If you are unlucky enough to suffer from allergies, you recently got some good news. The non-drowsy antihistamine Allegra was released for over-the-counter sale just this March, giving allergy sufferers another choice for alleviating their symptoms.
But what if you’re not sure you’re suffering from allergies, or a plain old cold?
Respiratory allergies, commonly called “hay fever,” are triggered by allergens, which are often pollens this time of year. Colds are upper respiratory infections that are caused by viruses. Consult this symptom checklist to figure out what’s bringing you down – and for some tips on how to treat it.
Fever: A fever is usually not present with an allergy, but it may be with a cold.

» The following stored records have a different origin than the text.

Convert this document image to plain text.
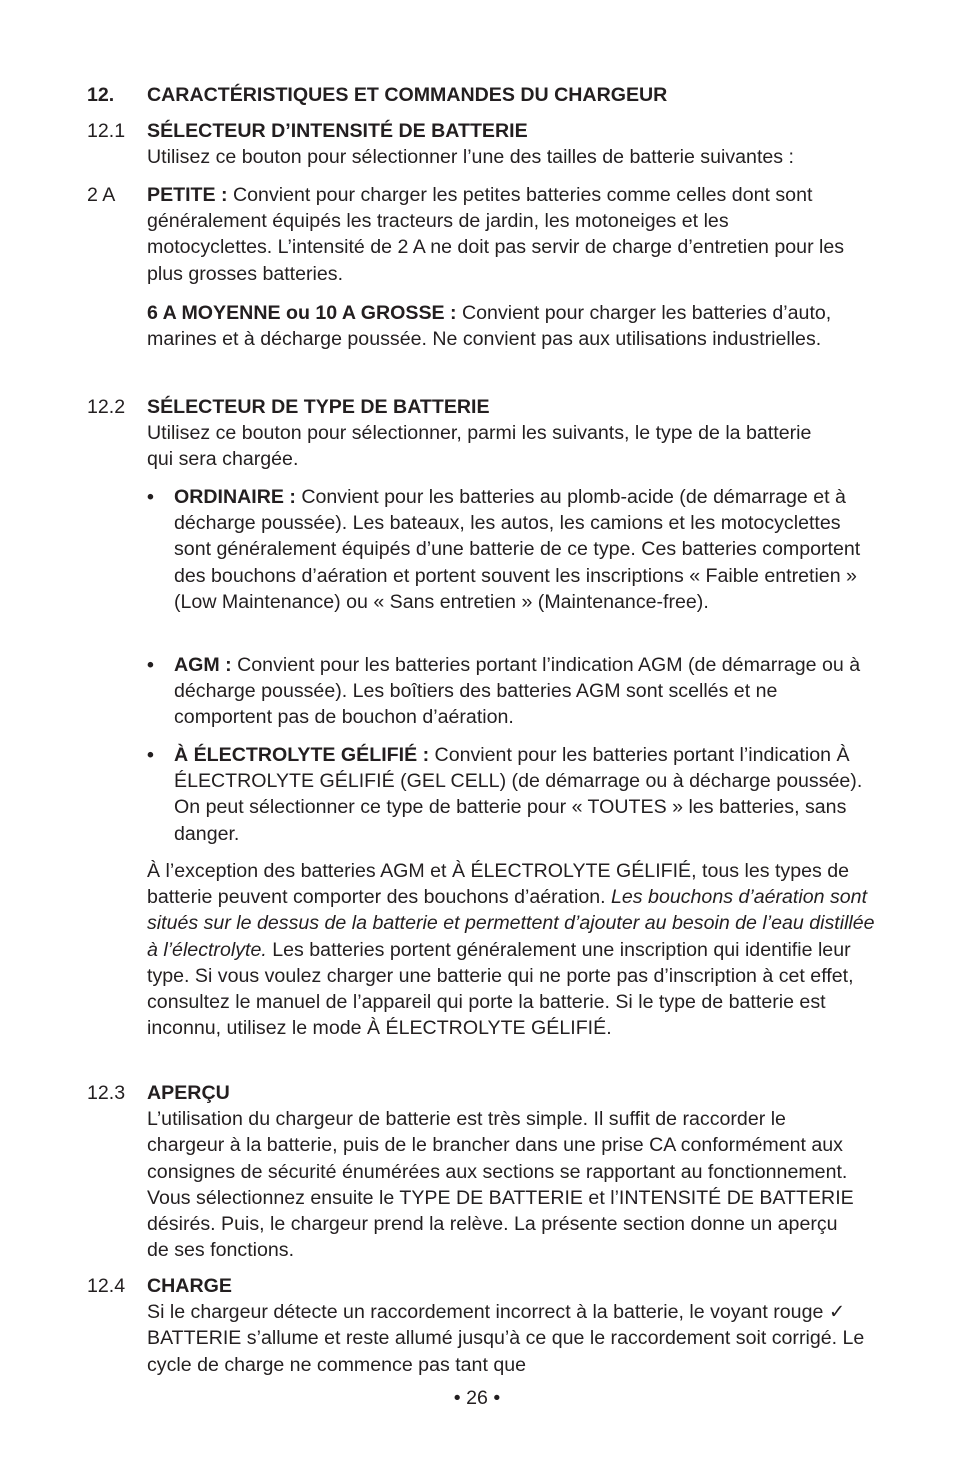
12. CARACTÉRISTIQUES ET COMMANDES DU CHARGEUR
12.1 SÉLECTEUR D’INTENSITÉ DE BATTERIE
Utilisez ce bouton pour sélectionner l’une des tailles de batterie suivantes :
2 A PETITE : Convient pour charger les petites batteries comme celles dont sont généralement équipés les tracteurs de jardin, les motoneiges et les motocyclettes. L’intensité de 2 A ne doit pas servir de charge d’entretien pour les plus grosses batteries.
6 A MOYENNE ou 10 A GROSSE : Convient pour charger les batteries d’auto, marines et à décharge poussée. Ne convient pas aux utilisations industrielles.
12.2 SÉLECTEUR DE TYPE DE BATTERIE
Utilisez ce bouton pour sélectionner, parmi les suivants, le type de la batterie qui sera chargée.
• ORDINAIRE : Convient pour les batteries au plomb-acide (de démarrage et à décharge poussée). Les bateaux, les autos, les camions et les motocyclettes sont généralement équipés d’une batterie de ce type. Ces batteries comportent des bouchons d’aération et portent souvent les inscriptions « Faible entretien » (Low Maintenance) ou « Sans entretien » (Maintenance-free).
• AGM : Convient pour les batteries portant l’indication AGM (de démarrage ou à décharge poussée). Les boîtiers des batteries AGM sont scellés et ne comportent pas de bouchon d’aération.
• À ÉLECTROLYTE GÉLIFIÉ : Convient pour les batteries portant l’indication À ÉLECTROLYTE GÉLIFIÉ (GEL CELL) (de démarrage ou à décharge poussée). On peut sélectionner ce type de batterie pour « TOUTES » les batteries, sans danger.
À l’exception des batteries AGM et À ÉLECTROLYTE GÉLIFIÉ, tous les types de batterie peuvent comporter des bouchons d’aération. Les bouchons d’aération sont situés sur le dessus de la batterie et permettent d’ajouter au besoin de l’eau distillée à l’électrolyte. Les batteries portent généralement une inscription qui identifie leur type. Si vous voulez charger une batterie qui ne porte pas d’inscription à cet effet, consultez le manuel de l’appareil qui porte la batterie. Si le type de batterie est inconnu, utilisez le mode À ÉLECTROLYTE GÉLIFIÉ.
12.3 APERÇU
L’utilisation du chargeur de batterie est très simple. Il suffit de raccorder le chargeur à la batterie, puis de le brancher dans une prise CA conformément aux consignes de sécurité énumérées aux sections se rapportant au fonctionnement. Vous sélectionnez ensuite le TYPE DE BATTERIE et l’INTENSITÉ DE BATTERIE désirés. Puis, le chargeur prend la relève. La présente section donne un aperçu de ses fonctions.
12.4 CHARGE
Si le chargeur détecte un raccordement incorrect à la batterie, le voyant rouge ✓ BATTERIE s’allume et reste allumé jusqu’à ce que le raccordement soit corrigé. Le cycle de charge ne commence pas tant que
• 26 •
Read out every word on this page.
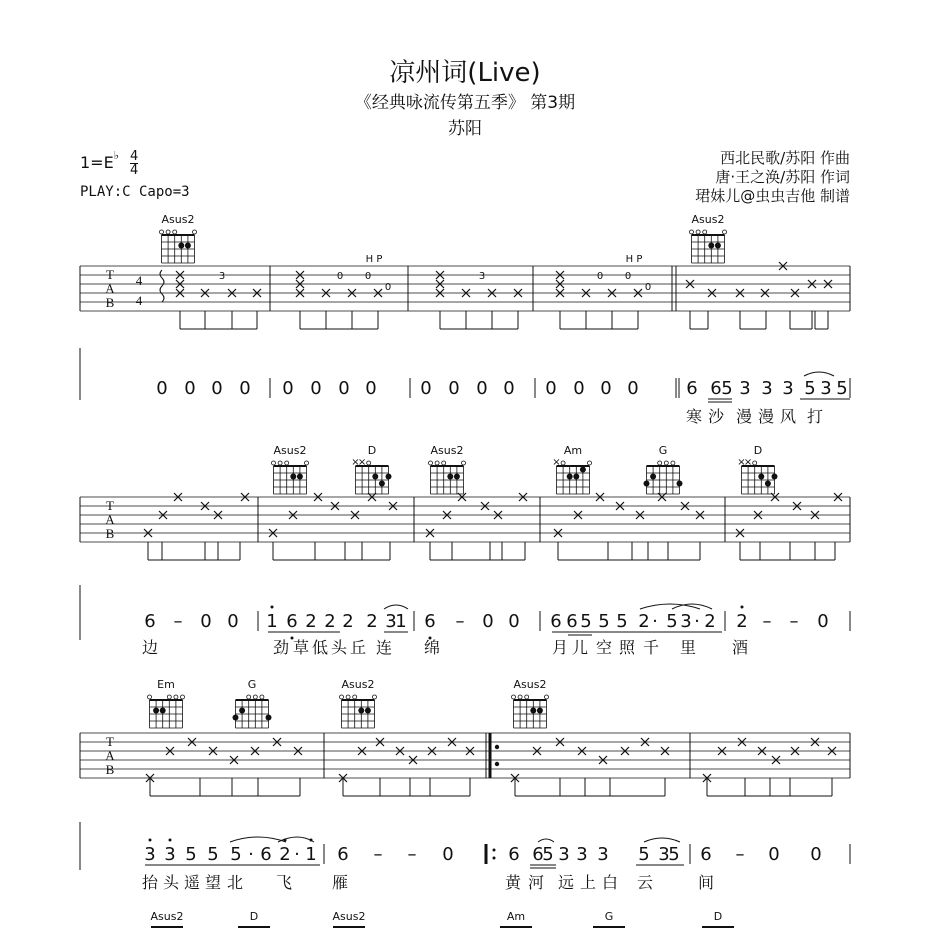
凉州词(Live)
《经典咏流传第五季》 第3期
苏阳
$1=E^♭ \frac{4}{4}$
PLAY:C Capo=3
西北民歌/苏阳 作曲
唐·王之涣/苏阳 作词
珺妹儿@虫虫吉他 制谱
Asus2	Asus2
T
A
B
4
4
3	0 0
0
H P
3	0 0
0
H P
0 0 0 0 0 0 0 0 0 0 0 0 0 0 0 0	6 6 5 3 3 3 5 3 5
寒 沙 漫 漫 风 打
Asus2	D
×
×
Asus2	Am
×
G	D
×
×
T
A
B
6 – 0 0 1 6 2 2 2 2 3
1 6 – 0 0 6 6 5 5 5 2 · 5 3 · 2 2 – – 0
边	劲 草 低 头 丘 连 绵	月 儿 空 照 千 里 酒
Em	G	Asus2	Asus2
T
A
B
3 3 5 5 5 · 6 2 · 1 6 – – 0	6 6
5 3 3 3 5 3
5 6 – 0 0
抬 头 遥 望 北 飞 雁	黄 河 远 上 白 云	间
Asus2	D	Asus2	Am	G	D
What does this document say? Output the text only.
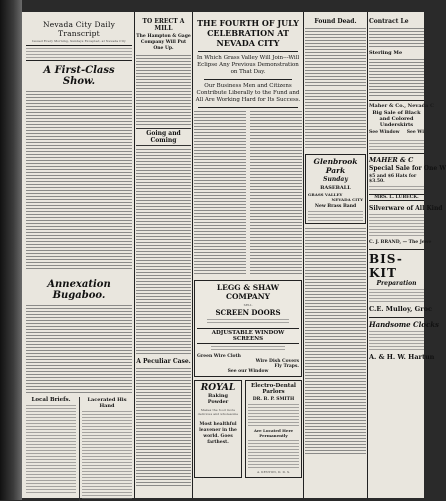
Nevada City Daily Transcript
Issued Every Morning, Sundays Excepted, at Nevada City
A First-Class Show.
Annexation Bugaboo.
Local Briefs.	Lacerated His Hand
TO ERECT A MILL
The Hampton & Gage Company Will Put One Up.
Going and Coming
A Peculiar Case.
THE FOURTH OF JULY CELEBRATION AT NEVADA CITY
In Which Grass Valley Will Join---Will Eclipse Any Previous Demonstration on That Day.
Our Business Men and Citizens Contribute Liberally to the Fund and All Are Working Hard for Its Success.
LEGG & SHAW COMPANY
SELL
SCREEN DOORS
ADJUSTABLE WINDOW SCREENS
Green Wire Cloth
Wire Dish Covers
Fly Traps.
See our Window
ROYAL
Baking Powder
Makes the food more delicious and wholesome
Most healthful leavener in the world. Goes farthest.
Electro-Dental Parlors
DR. B. P. SMITH
Are Located Here Permanently
A. KENYON, D. D. S.
Found Dead.
Glenbrook Park
Sunday
BASEBALL
GRASS VALLEY
NEVADA CITY
New Brass Band
Contract Le
Sterling Me
Maher & Co., Nevada C
Big Sale of Black and Colored Underskirts
See Window See Wi
MAHER & C
Special Sale for One W
$5 and $6 Hats for $3.50.
MRS. L. LUBECK.
Silverware of All Kind
C. J. BRAND, — The Jewe
BIS-KIT
Preparation
C.E. Mulloy, Groc
Handsome Clocks
A. & H. W. Hartun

Medications such as acetaminophen or ibuprofen may relieve pain and reduce your fever.
Unclear nasal discharge: White, yellow, or even green mucus could indicate a cold. Thin, clear mucus points to an allergy.
Sore throat: Scratchy throats are a characteristic of allergies, but an actual ache within the throat is a cold.
Congestion: Nasal stuffiness is a common symptom of a cold. Drinking plenty of fluids daily helps to keep the nasal passages clear and flushes toxins from your system. A room humidifier and a nasal spray may help as well.
Itchy, watery eyes: Allergies often cause inflammation of your eyes. Placing a cold washcloth over them may help decrease the problem, otherwise try an antihistamine eye drop.
Sneezing: An urge to sneeze incessantly is more likely caused by allergy. A saline nasal rinse may give some needed relief.
Coughing: Although both colds and allergies bring about this symptom, coughs last longer with allergies. If you have a cold with a dry cough, a cough suppressant may be helpful.
Duration of symptoms: Most colds last a couple of weeks, while allergies may last months. Additionally, the seasons may help determine if you have an allergy or a cold. Spring, summer, and fall are the common time for allergies, whereas most colds appear during the winter months.